A shapeshifting alien (Jessica Chastain) soon appears on the scene, making a few people’s chests cave in and then cooing sinister things to Grey in the hope of using her for devious ends. Chastain boasts white hair and smiles with cool malice but she’s simply a tacked-on plot device (she’s not even given a name!), there to goad Grey into fighting McAvoy’s ego-crazy Xavier and Fassbender’s reformed-killer Magneto. To say all three of these actors deserve better is a gross understatement, and the ensuing superhero chaos is dreadfully underwhelming, with a NYC street skirmish and a speeding train-set finale marked by choppy editing and ho-hum computer-generated effects that pale in comparison to those found in virtually every other recent summer tentpole.
As someone who grew up reading X-Men comics, it pains me to say that Dark Phoenix further cements the series as an also-ran to the Marvel Cinematic Universe—and, in fact, to their own Twentieth Century Fox mate Deadpool, whose profane assassin naturally mocked the mutant tykes and fawned over Jackman’s Wolverine. Kinberg, the longtime franchise mastermind (with accused serial predator Bryan Singer), grasps his material’s group dynamics and allegory-for-oppressed-minorities subtext. Too bad he has little skill at translating those elements into engaging spectacle. In the aftermath of Avengers: Endgame, Dark Phoenix feels humorless, small, and second-rate.
Still, that doesn’t have to be the X-Men’s ultimate fate. Though Disney’s acquisition of Fox is hardly something to blindly cheer, putting the mutants back in Marvel’s care should be a creative positive, and not only because they’ll now theoretically be incorporated into a preexisting world inhabited by Spider-Man, the Guardians of the Galaxy and Black Panther. Disney has an opportunity to reinvent the X-Men from scratch, and doing so should be relatively easy, provided they follow a few simple rules.

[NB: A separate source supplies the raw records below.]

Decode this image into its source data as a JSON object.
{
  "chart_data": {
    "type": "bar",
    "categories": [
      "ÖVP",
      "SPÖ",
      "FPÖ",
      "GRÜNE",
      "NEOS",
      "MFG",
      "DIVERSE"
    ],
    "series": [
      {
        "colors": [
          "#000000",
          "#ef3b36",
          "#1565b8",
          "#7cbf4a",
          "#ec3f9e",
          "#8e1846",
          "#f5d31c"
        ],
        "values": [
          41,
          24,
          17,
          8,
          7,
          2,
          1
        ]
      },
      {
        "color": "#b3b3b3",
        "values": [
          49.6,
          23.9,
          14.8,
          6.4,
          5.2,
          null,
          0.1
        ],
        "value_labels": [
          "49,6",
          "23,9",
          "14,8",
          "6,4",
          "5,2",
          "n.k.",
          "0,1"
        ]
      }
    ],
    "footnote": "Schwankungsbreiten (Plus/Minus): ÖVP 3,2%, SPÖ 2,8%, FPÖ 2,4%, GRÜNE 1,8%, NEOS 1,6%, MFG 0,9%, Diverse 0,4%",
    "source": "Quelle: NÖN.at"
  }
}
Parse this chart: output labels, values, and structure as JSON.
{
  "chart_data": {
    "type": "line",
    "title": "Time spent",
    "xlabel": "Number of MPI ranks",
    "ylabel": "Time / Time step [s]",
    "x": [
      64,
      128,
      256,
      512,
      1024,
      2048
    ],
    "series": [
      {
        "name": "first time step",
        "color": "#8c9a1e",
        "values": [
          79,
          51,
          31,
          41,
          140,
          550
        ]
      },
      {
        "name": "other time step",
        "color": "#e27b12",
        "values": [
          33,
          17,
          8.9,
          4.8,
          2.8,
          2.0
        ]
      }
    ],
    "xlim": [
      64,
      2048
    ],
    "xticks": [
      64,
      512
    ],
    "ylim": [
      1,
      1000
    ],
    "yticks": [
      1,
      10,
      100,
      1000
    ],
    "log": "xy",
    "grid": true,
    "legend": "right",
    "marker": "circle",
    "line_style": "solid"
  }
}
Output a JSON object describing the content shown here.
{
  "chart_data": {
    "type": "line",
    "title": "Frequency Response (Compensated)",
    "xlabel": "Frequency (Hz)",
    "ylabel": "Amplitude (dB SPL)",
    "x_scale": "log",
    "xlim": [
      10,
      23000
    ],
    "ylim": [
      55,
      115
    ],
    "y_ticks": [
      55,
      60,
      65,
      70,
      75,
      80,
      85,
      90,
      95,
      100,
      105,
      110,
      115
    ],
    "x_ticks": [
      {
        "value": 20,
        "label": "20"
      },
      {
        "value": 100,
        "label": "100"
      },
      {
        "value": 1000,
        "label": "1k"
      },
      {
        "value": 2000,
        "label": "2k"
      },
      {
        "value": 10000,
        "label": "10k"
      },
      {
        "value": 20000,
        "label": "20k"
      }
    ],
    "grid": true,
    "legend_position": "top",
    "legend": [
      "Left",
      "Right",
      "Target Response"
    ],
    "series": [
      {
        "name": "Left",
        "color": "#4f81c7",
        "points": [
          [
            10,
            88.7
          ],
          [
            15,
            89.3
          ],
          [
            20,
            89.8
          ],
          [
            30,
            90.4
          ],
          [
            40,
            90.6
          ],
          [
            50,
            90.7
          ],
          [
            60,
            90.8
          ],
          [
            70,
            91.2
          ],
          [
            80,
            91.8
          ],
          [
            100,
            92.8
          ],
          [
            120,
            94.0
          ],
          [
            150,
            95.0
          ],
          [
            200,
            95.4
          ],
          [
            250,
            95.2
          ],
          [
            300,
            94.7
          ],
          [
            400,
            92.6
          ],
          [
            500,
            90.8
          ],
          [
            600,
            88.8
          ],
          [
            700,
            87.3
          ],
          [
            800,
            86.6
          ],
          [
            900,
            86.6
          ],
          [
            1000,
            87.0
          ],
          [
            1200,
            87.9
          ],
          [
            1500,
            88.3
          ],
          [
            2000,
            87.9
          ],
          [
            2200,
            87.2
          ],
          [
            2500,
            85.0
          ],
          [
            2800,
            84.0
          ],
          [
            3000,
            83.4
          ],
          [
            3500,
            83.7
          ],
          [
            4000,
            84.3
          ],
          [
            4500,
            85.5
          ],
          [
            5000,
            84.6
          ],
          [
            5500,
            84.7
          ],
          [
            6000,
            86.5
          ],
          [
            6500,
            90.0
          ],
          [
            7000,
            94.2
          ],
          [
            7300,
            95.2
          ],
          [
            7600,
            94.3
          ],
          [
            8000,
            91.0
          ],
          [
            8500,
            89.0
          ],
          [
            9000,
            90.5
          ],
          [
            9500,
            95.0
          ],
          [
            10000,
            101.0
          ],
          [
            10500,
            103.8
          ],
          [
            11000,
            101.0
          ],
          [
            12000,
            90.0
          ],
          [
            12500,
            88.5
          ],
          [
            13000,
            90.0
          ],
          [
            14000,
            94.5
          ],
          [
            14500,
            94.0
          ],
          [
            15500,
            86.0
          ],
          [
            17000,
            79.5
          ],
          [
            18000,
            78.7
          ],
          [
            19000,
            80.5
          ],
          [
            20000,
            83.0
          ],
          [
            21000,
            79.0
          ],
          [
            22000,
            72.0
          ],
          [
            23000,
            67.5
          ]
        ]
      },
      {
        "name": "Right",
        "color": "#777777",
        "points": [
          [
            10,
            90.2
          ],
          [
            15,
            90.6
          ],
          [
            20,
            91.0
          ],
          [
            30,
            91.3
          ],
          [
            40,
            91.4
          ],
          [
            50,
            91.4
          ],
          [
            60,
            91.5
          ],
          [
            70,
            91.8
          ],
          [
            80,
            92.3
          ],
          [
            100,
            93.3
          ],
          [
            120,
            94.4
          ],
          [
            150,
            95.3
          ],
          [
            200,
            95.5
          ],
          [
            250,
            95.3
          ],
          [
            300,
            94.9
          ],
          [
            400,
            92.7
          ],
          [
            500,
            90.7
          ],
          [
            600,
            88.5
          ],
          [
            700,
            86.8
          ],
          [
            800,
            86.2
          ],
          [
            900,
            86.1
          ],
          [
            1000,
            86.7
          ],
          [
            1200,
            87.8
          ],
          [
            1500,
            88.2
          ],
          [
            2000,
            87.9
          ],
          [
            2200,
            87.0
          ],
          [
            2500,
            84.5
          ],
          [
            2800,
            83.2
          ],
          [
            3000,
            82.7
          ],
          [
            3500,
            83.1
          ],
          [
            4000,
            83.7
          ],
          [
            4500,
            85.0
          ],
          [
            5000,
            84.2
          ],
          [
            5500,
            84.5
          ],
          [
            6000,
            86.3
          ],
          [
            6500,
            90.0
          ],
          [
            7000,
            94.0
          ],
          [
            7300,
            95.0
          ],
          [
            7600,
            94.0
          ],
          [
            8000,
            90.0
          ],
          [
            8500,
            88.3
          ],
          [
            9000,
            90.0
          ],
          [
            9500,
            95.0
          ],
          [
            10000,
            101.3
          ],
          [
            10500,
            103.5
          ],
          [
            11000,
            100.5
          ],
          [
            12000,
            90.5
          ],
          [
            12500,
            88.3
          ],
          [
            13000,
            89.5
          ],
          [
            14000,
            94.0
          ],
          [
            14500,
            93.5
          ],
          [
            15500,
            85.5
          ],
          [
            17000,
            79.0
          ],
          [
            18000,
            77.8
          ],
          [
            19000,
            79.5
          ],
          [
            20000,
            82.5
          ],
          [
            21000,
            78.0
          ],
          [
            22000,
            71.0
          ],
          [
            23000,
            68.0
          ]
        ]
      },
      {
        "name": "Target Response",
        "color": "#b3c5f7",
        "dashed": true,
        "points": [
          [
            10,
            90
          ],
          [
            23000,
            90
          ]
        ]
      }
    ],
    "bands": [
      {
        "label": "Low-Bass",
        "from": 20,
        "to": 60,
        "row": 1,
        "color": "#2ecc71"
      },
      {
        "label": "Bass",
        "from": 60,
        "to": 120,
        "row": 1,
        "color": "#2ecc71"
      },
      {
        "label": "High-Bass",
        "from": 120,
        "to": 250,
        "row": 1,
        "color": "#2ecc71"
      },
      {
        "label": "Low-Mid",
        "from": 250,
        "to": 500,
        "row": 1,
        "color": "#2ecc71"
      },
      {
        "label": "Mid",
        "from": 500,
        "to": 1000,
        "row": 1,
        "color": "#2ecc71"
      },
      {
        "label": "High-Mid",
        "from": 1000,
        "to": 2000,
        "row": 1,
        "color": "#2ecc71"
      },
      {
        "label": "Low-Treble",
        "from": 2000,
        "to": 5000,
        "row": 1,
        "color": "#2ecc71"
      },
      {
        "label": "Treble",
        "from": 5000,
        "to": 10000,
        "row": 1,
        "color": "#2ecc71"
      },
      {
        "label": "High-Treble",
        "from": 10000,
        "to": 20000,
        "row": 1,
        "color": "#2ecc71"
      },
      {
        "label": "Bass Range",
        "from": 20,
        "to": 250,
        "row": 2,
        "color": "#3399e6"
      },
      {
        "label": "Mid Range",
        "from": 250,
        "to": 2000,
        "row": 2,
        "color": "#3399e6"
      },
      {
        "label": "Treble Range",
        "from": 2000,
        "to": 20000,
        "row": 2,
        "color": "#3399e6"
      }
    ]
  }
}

First, avoid the woe-is-me tone of Dark Phoenix and its ancestors, and intensify the bickering-family wittiness and melodrama, as the X-Men have always been best when balancing world-altering threats and at-home relationship dilemmas. Next, craft titanic set pieces that truly exploit the interplay of the heroes’ diverse skills. And lastly, skip familiar origin stories, make the characters adults, expand the squad (hi, Deadpool!), and place the focus back on the most notable X-Men such as Cyclops, Storm and Colossus, rather than third-stringers like Mystique, a villain awkwardly shoehorned into a prominent mommy-mentor role in Dark Phoenix because of Lawrence’s obligatory participation.
Oh, and whether it’s Tom Hardy, Luke Evans or someone completely out of left field—my vote goes to Garrett Hedlund—don’t forget to cast a ferociously feral Wolverine.